Pulling the Tooth out: no concept of staleness

17 May 2021

The decision by the United Kingdom Supreme Court in HMRC v Tooth published on Friday is notable for rejecting the existence of staleness as a defence to a discovery assessment by HMRC. 

Ironically given the subject matter, the facts relate to an insufficiency of tax self-assessed 12 years ago in 2009 for the 2007-8 tax year and which HMRC claimed discovery of in 2014. Paragraph one of the judgment contains a useful short summary of the basic enquiry windows and how “discovery”, in practice, works to extend them. Below are some headlines from the decision.

No concept of staleness

In February of this year, Judge Malek in the First-tier Tribunal (the FTT) noted that it was an “absurdity” to say that the concept of staleness does not exist (see our article on Mehrban v HMRC). As recently as two months ago, the FTT again accepted the existence of staleness (Bertelsen v HMRC – although on the facts that discovery assessment was not stale).

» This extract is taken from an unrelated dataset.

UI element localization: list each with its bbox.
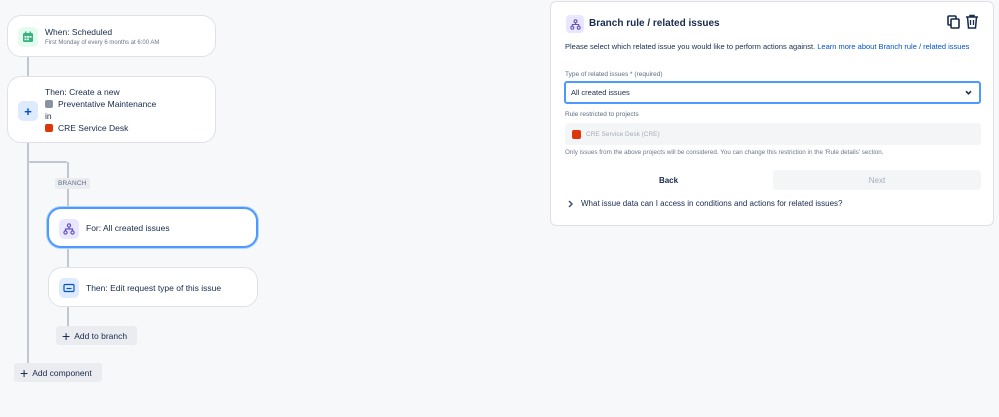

However, the UKSC in Tooth has now held that: a “discovery is a particular event in time, and does not cease to be such with the passage of time.” In other words, so long as an HMRC officer has made a “discovery”, the fact that they had all the elements at their disposal earlier (e.g. in this case in 2009 rather than 2014) or simply “sat on” the discovery, will not bar them from issuing an assessment.

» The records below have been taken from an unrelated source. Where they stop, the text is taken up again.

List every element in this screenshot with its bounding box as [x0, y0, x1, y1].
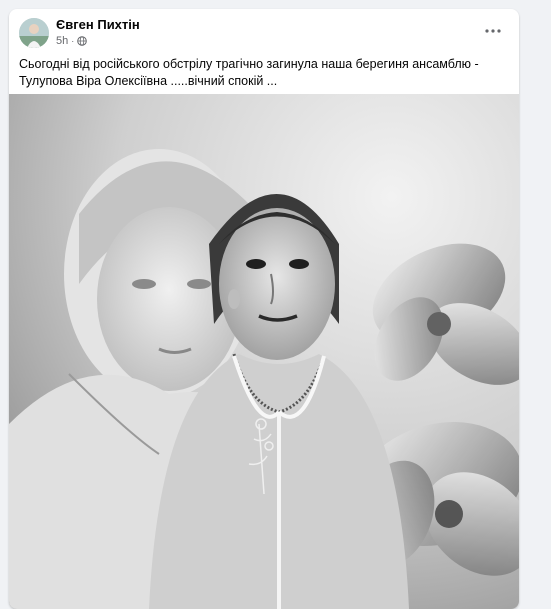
more-horizontal-icon: [485, 29, 501, 33]
post-photo[interactable]: [9, 94, 519, 609]
post-timestamp[interactable]: 5h: [56, 35, 68, 47]
author-avatar[interactable]: [19, 18, 49, 48]
post-header: Євген Пихтін 5h ·: [9, 9, 519, 53]
post-text: Сьогодні від російського обстрілу трагіч…: [19, 57, 479, 88]
author-name[interactable]: Євген Пихтін: [56, 17, 140, 32]
post-meta: 5h ·: [56, 35, 88, 47]
more-options-button[interactable]: [479, 19, 507, 43]
globe-icon[interactable]: [77, 36, 88, 46]
post-card: Євген Пихтін 5h · Сьогодні від російсько…: [9, 9, 519, 609]
avatar-image: [19, 18, 49, 48]
memorial-portrait-image: [9, 94, 519, 609]
meta-separator: ·: [71, 36, 75, 46]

The enthusiasm for staleness as a notion has grown over the years. Many taxpayers would regard it a question of simple fairness. But it required a particular construction of the notion of a “discovery”, as no clear legislative provision embraced the idea of staleness. The UKSC’s decision is that the rules already provide statutory protections to the taxpayer and there is no justification for reading in any more.

The extent of those protections is questionable and the consequence of this decision may well be that it justifies in HMRC’s minds that they are bound only by the statutory time limits. The UKSC raised the prospect of taxpayers relying on judicial review to challenge decisions of HMRC officers. If taxpayer protections are stripped back then it may be that HMRC will be subject to greater scrutiny under public law grounds, but unless there is a shift in how such challenges are viewed by the courts, taxpayers are unlikely to see this as an easy or effective remedy.

Inaccuracy leading to a loss of tax: how deliberate is deliberate?

In this case, HMRC alleged that the taxpayer’s actions led to a loss of tax as a result of deliberate inaccuracy. The taxpayer had been involved in a tax scheme concerning employment-related losses. Owing to limitations with the self-assessment software, the employment loss was included in the partnership pages of the return, with a detailed explanation provided in the “white space”.

Although there was no intention to mislead and the taxpayer had taken steps to explain their actions, the Court of Appeal found that filling in the partnership pages was inaccurate and it had been done deliberately. This extended the time limit for HMRC to assess the taxpayer from four years to 20 years.

Given that “deliberate” behaviour is tantamount to fraud, the Court of Appeal’s decision was alarming. Thankfully, the UKSC has now determined that, for a taxpayer to bring about an insufficiency of tax as a result of deliberate inaccuracy, there must be an intention to mislead HMRC as to the truth of the relevant statement.

The test is not whether there was a deliberate statement that was inaccurate but whether there was a statement that was deliberately inaccurate. In this case, reading the tax return as a whole, it was clear that there was no deliberate intention to mislead. The fact that HMRC’s computers could not interpret explanations in the “white space” was irrelevant. Consequently, even if Mr Tooth had entered the wrong information in one part of the return, the detailed explanation of why he had done so meant that the return as a whole was not inaccurate.


The UKSC made two important statements in respect of the meaning of discovery.

  • First, the UKSC confirmed that an HMRC officer might make a discovery notwithstanding that there are no new facts. Quoting the words of Lord Denning in a previous case: “[e]very lawyer who, in his researches in the books, finds out that he was mistaken about the law, makes a discovery. So also does an inspector of taxes”.
  • Second, it did not matter if different HMRC officers made the same discovery at different times. Assessments are not reserved only to the first officer who made the discovery. The question is simply whether the officer issuing the assessment had made a discovery. That decision is a subjective one, in the mind of the HMRC officer making the assessment.

In practice, both points will give HMRC much more leeway in raising discovery assessments.

Tooth is a good example of the fact that all the assurances of the lower courts mean little when the UKSC rules. HMRC may have lost some battles on the way but they won the war on staleness.

Discovery is a particular event in time, and does not cease to be such with the passage of time.